We’re trying to establish an acquisition pipeline, a farm league to find stable, steady sources of interns and entry level people. We want to avoid being in a position where we’re just hiring the first person who walks in the door.

J:  Having Southeast Community College bring their programming track to Lincoln is a good move. Enrollment should be higher, and the coursework makes more sense. Instead of graduating 6 maybe there will be a group of 30.

D:  It’s a mystery because kids are super into technology like games and tablets. There’s this huge demand for STEM talent. Where are we falling short? Why do we not have kids coming out of schools with a technical degree?

SPN: What’s your exit strategy?

D:  We’re not looking for an exit. There’s so much focus on exit in the ecosystem, but that’s not us. We wanted to create a lifestyle company that we’ll work at the rest of our lives, possibly our kids as well. Our vision of success might be very different from others starting a company just looking for an exit. There’s nothing wrong with that, it’s just not what we are.

SPN:  Do you have any advice for other entrepreneurs?
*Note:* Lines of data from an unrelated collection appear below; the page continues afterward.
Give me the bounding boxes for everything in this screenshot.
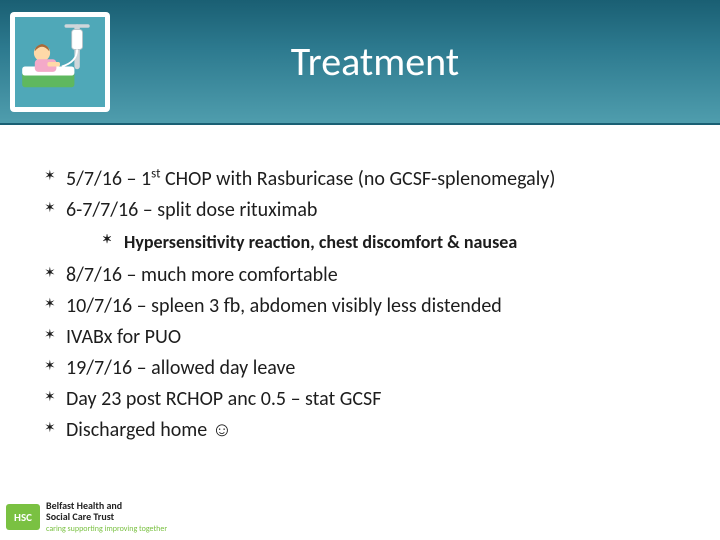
- list-item-text: 8/7/16 – much more comfortable: [66, 263, 338, 287]
- slide: Treatment 5/7/16 – 1st CHOP with Rasburi…: [0, 0, 720, 540]
- footer-logo: HSC Belfast Health and Social Care Trust…: [6, 500, 167, 534]
- list-item: 5/7/16 – 1st CHOP with Rasburicase (no G…: [40, 165, 680, 193]
- list-item-text: IVABx for PUO: [66, 325, 181, 349]
- list-item-text: Day 23 post RCHOP anc 0.5 – stat GCSF: [66, 387, 381, 411]
- list-item-text: 6-7/7/16 – split dose rituximab: [66, 198, 317, 222]
- list-item: 8/7/16 – much more comfortable: [40, 262, 680, 289]
- list-item-text: Hypersensitivity reaction, chest discomf…: [124, 231, 517, 253]
- list-item: Hypersensitivity reaction, chest discomf…: [102, 230, 680, 254]
- list-item: 6-7/7/16 – split dose rituximab Hypersen…: [40, 197, 680, 254]
- list-item-text: 10/7/16 – spleen 3 fb, abdomen visibly l…: [66, 294, 502, 318]
- list-item: Discharged home ☺: [40, 417, 680, 444]
- bullet-list: 5/7/16 – 1st CHOP with Rasburicase (no G…: [40, 165, 680, 444]
- logo-tagline: caring supporting improving together: [46, 524, 167, 534]
- logo-text-block: Belfast Health and Social Care Trust car…: [46, 500, 167, 534]
- list-item-text: Discharged home ☺: [66, 418, 232, 442]
- hsc-logo-icon: HSC: [6, 504, 40, 530]
- slide-title: Treatment: [110, 37, 720, 86]
- list-item-text: 5/7/16 – 1st CHOP with Rasburicase (no G…: [66, 167, 555, 191]
- slide-body: 5/7/16 – 1st CHOP with Rasburicase (no G…: [0, 125, 720, 444]
- list-item-text: 19/7/16 – allowed day leave: [66, 356, 295, 380]
- logo-line2: Social Care Trust: [46, 510, 114, 523]
- sub-bullet-list: Hypersensitivity reaction, chest discomf…: [66, 230, 680, 254]
- list-item: 10/7/16 – spleen 3 fb, abdomen visibly l…: [40, 293, 680, 320]
- list-item: 19/7/16 – allowed day leave: [40, 355, 680, 382]
- slide-header: Treatment: [0, 0, 720, 125]
- list-item: Day 23 post RCHOP anc 0.5 – stat GCSF: [40, 386, 680, 413]
- list-item: IVABx for PUO: [40, 324, 680, 351]
- clipart-icon: [10, 12, 110, 112]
D:  Persistence. This is the difference between super successful people and those who tried & failed. People give up too easy, as soon as one client turns them down or they fail. We coach developers not to give up when they hit a roadblock. Eventually there will be success.

SPN:  Any last comments?

D:  We’re in a different world now than we were a couple of years ago. Opportunity breeds opportunity. The longer you are an entrepreneur, the more you realize the things that you were ingrained to fear are opportunities, not fears.  Opportunity always leads to opportunities you can’t foresee.